Mary Devens

Mary Devens ( born May 17, 1857 in Ware, Massachusetts, † March 13, 1920 in Cambridge, Massachusetts) was an American photographer. It is one of the most famous personalities among the Pictorialists and founding member of the Photo-Secession.

Life

Mary Devens was the daughter of Arthur Lithgow Devens and Agnes Howard White Devens. She grew up in Cambridge, Massachusetts, early discovered her interest in photography. She developed a great interest in reproductive technologies that made the photographer of discretion; particularly the Ozotyp process, the platinum pressure and the rubber Bichromatverfahren. The latter finally mastered so well that they taught it in 1896 in a course in Cambridge Photographic Club.

At the age of about 30 years, she met the Boston photographer F. Holland Day, who encouraged their further career. He produced five of her photographs to the London Photographic Salon of 1898 and introduced them to Alfred Stieglitz, the influential gallerists, founder of the American Photo-Secession and publisher of the magazine Camera Work. Day presented their work in his lecture Photography as Fine Art ( Photography as art) of 1900 in the Harvard Camera Club before and handed some of her prints in 1901 for the exhibition The New School of American Photography one. With Stieglitz Mary Devens entertained for many years an exchange of letters.

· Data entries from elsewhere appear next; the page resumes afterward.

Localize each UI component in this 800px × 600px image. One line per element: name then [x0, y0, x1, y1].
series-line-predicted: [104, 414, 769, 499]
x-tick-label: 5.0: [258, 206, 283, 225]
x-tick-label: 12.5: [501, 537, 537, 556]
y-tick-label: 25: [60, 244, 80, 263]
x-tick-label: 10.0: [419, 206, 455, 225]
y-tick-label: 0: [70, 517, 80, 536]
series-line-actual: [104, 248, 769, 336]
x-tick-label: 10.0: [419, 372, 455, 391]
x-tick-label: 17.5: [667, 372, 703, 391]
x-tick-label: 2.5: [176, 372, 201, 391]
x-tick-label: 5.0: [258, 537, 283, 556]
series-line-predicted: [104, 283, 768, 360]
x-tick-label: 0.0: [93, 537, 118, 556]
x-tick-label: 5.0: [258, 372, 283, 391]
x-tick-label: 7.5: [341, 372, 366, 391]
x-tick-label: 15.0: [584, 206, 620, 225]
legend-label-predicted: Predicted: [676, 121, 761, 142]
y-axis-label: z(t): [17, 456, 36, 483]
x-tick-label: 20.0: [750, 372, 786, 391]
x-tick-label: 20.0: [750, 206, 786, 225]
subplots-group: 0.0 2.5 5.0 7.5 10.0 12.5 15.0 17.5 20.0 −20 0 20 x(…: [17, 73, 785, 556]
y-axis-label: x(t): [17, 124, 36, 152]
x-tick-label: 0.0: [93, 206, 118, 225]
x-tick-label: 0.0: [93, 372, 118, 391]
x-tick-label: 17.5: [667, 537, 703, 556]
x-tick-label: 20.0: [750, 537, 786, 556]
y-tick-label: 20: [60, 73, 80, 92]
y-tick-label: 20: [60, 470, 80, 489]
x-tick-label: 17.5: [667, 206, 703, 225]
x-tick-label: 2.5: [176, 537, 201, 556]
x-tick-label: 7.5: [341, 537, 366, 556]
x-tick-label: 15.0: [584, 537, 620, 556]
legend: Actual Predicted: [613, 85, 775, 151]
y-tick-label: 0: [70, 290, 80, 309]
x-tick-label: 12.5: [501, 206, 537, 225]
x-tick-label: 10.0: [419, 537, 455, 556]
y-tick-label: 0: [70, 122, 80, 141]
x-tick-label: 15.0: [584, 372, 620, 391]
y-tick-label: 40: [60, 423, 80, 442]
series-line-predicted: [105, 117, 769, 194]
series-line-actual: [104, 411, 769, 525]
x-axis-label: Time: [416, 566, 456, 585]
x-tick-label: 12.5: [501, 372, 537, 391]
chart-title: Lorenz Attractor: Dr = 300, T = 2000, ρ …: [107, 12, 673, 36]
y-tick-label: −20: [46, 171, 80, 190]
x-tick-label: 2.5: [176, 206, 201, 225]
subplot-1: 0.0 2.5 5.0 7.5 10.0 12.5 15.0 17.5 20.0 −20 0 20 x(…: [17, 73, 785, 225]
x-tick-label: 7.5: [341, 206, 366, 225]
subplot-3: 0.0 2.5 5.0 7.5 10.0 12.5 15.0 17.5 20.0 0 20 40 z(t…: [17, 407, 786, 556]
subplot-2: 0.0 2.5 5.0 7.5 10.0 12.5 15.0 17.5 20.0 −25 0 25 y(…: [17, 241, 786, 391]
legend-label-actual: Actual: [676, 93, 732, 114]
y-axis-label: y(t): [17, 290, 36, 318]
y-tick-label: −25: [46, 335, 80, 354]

1900 - 1901 she traveled to Europe, where he met Edward Steichen and Robert Demachy. Demachy was impressed by their work so that he submitted several of them to be organized by Frances Benjamin Johnston exhibition in Paris, which showed exclusively works by photographers.

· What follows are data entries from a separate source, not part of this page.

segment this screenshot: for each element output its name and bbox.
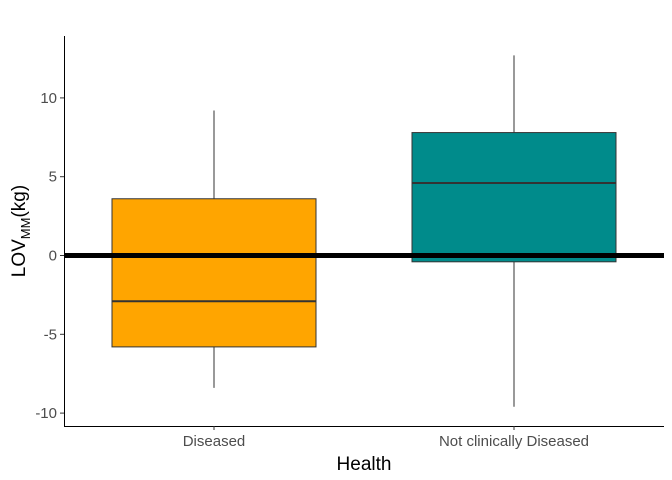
box-group-2 [411,55,617,407]
y-tick-label: 5 [49,169,57,186]
box-iqr [411,132,617,263]
axes: -10 -5 0 5 10 Diseased Not clinically Diseased [35,36,664,450]
box-group-1 [111,110,317,388]
x-axis-title: Health [337,454,392,475]
y-tick-label: 0 [49,248,57,265]
y-axis-title-base: LOV [9,239,30,277]
y-tick-label: -5 [44,326,57,343]
y-axis-title-subscript: MM [18,218,33,240]
x-tick-label: Not clinically Diseased [439,433,589,450]
y-tick-label: 10 [40,90,57,107]
plot-area [64,55,664,407]
y-axis-title-suffix: (kg) [9,185,30,218]
y-axis-title: LOVMM(kg) [9,185,33,277]
box-iqr [111,198,317,348]
y-tick-label: -10 [35,405,57,422]
x-tick-label: Diseased [183,433,246,450]
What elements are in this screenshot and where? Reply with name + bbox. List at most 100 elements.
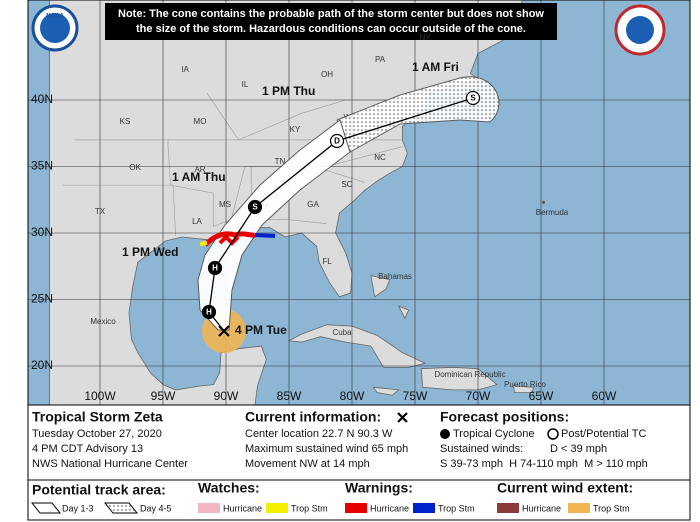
forecast-title: Forecast positions: (440, 409, 569, 425)
place-label: Bermuda (536, 208, 569, 217)
latitude-label: 25N (31, 292, 53, 306)
current-line: Movement NW at 14 mph (245, 458, 370, 470)
hurricane-warning (218, 234, 240, 246)
noaa-logo-inner (40, 13, 70, 43)
storm-center: NWS National Hurricane Center (32, 458, 188, 470)
current-symbol (397, 412, 408, 423)
place-label: TX (95, 207, 106, 216)
current-title: Current information: (245, 409, 381, 425)
place-label: Cuba (332, 328, 352, 337)
note-line: Note: The cone contains the probable pat… (118, 8, 544, 20)
place-label: MO (194, 117, 207, 126)
scale-label: S 39-73 mph H 74-110 mph M > 110 mph (440, 458, 648, 470)
warn-hurricane-label: Hurricane (370, 503, 409, 513)
trop-storm-warning (254, 233, 276, 238)
warn-trop-label: Trop Stm (438, 503, 475, 513)
longitude-label: 60W (592, 389, 617, 403)
forecast-intensity: H (212, 264, 218, 273)
place-label: MS (219, 200, 231, 209)
current-line: Center location 22.7 N 90.3 W (245, 428, 393, 440)
island (372, 386, 400, 396)
tc-symbol (440, 429, 450, 439)
place-label: KS (120, 117, 131, 126)
place-label: SC (341, 180, 352, 189)
hurricane-warning (203, 231, 256, 247)
place-label: GA (307, 200, 319, 209)
forecast-point (247, 199, 263, 215)
note-line: the size of the storm. Hazardous conditi… (136, 23, 526, 35)
place-label: OK (129, 163, 141, 172)
forecast-point (207, 260, 223, 276)
longitude-label: 75W (403, 389, 428, 403)
day13-swatch (30, 502, 62, 514)
place-label: IA (181, 65, 189, 74)
forecast-label: 1 PM Thu (262, 84, 315, 98)
ptc-symbol (547, 428, 559, 440)
island (370, 275, 391, 298)
warn-trop-swatch (413, 503, 435, 513)
cone-day13 (197, 119, 351, 331)
track-title: Potential track area: (32, 482, 166, 498)
legend-bottom (27, 479, 691, 521)
watches-title: Watches: (198, 480, 260, 496)
place-label: NY (419, 33, 431, 42)
watch-trop-swatch (266, 503, 288, 513)
place-label: OH (321, 70, 333, 79)
legend-top (27, 404, 691, 481)
longitude-label: 65W (529, 389, 554, 403)
day45-swatch (103, 502, 139, 514)
storm-date: Tuesday October 27, 2020 (32, 428, 162, 440)
place-label: Mexico (90, 317, 116, 326)
forecast-label: 1 AM Thu (172, 170, 226, 184)
longitude-label: 80W (340, 389, 365, 403)
forecast-label: 1 AM Fri (412, 60, 459, 74)
place-label: Bahamas (378, 272, 412, 281)
place-label: TN (275, 157, 286, 166)
forecast-label: 1 PM Wed (122, 245, 178, 259)
place-label: Puerto Rico (504, 380, 546, 389)
watch-hurricane-swatch (198, 503, 220, 513)
bermuda (542, 200, 546, 204)
place-label: NC (374, 153, 386, 162)
d-label: D < 39 mph (550, 443, 607, 455)
island (512, 385, 534, 393)
forecast-point (465, 90, 481, 106)
wind-hurricane-label: Hurricane (522, 503, 561, 513)
place-label: PA (375, 55, 386, 64)
cone-day45 (336, 76, 500, 153)
latitude-label: 20N (31, 358, 53, 372)
longitude-label: 85W (277, 389, 302, 403)
island (397, 305, 410, 319)
day13-label: Day 1-3 (62, 503, 94, 513)
current-label: 4 PM Tue (235, 323, 287, 337)
warnings-title: Warnings: (345, 480, 413, 496)
forecast-point (201, 304, 217, 320)
current-position (218, 325, 230, 337)
map (28, 0, 690, 405)
forecast-intensity: H (206, 308, 212, 317)
storm-advisory: 4 PM CDT Advisory 13 (32, 443, 143, 455)
forecast-point (329, 133, 345, 149)
nws-logo-inner (626, 16, 654, 44)
place-label: IL (242, 80, 249, 89)
longitude-label: 70W (466, 389, 491, 403)
place-label: AR (194, 165, 205, 174)
tc-label: Tropical Cyclone (453, 428, 535, 440)
current-line: Maximum sustained wind 65 mph (245, 443, 408, 455)
watch-hurricane-label: Hurricane (223, 503, 262, 513)
latitude-label: 40N (31, 92, 53, 106)
island (287, 324, 427, 368)
latitude-label: 30N (31, 225, 53, 239)
storm-name: Tropical Storm Zeta (32, 409, 163, 425)
longitude-label: 95W (151, 389, 176, 403)
watch-trop-label: Trop Stm (291, 503, 328, 513)
forecast-intensity: S (252, 203, 258, 212)
place-label: LA (192, 217, 202, 226)
warn-hurricane-swatch (345, 503, 367, 513)
winds-label: Sustained winds: (440, 443, 523, 455)
forecast-intensity: D (334, 137, 340, 146)
trop-storm-watch (199, 241, 208, 246)
wind-title: Current wind extent: (497, 480, 633, 496)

In 1902, she was inducted into the British Photographers group Linked Ring and was a founding member of the Photo-Secession. In the same year Stieglitz called it in an article in the Century Magazine one of the ten most influential pictorialist photographers of the United States. Your image The Ferry, Concarneau he published in 1904 in his magazine Camera Work.

Around this time her vision for an unknown reason started strong subside. After 1904 she showed only a few works in exhibitions. Stieglitz took in 1905 their work in the inaugural exhibition of the gallery 291. From the period after 1905 no photographic works more of her are known.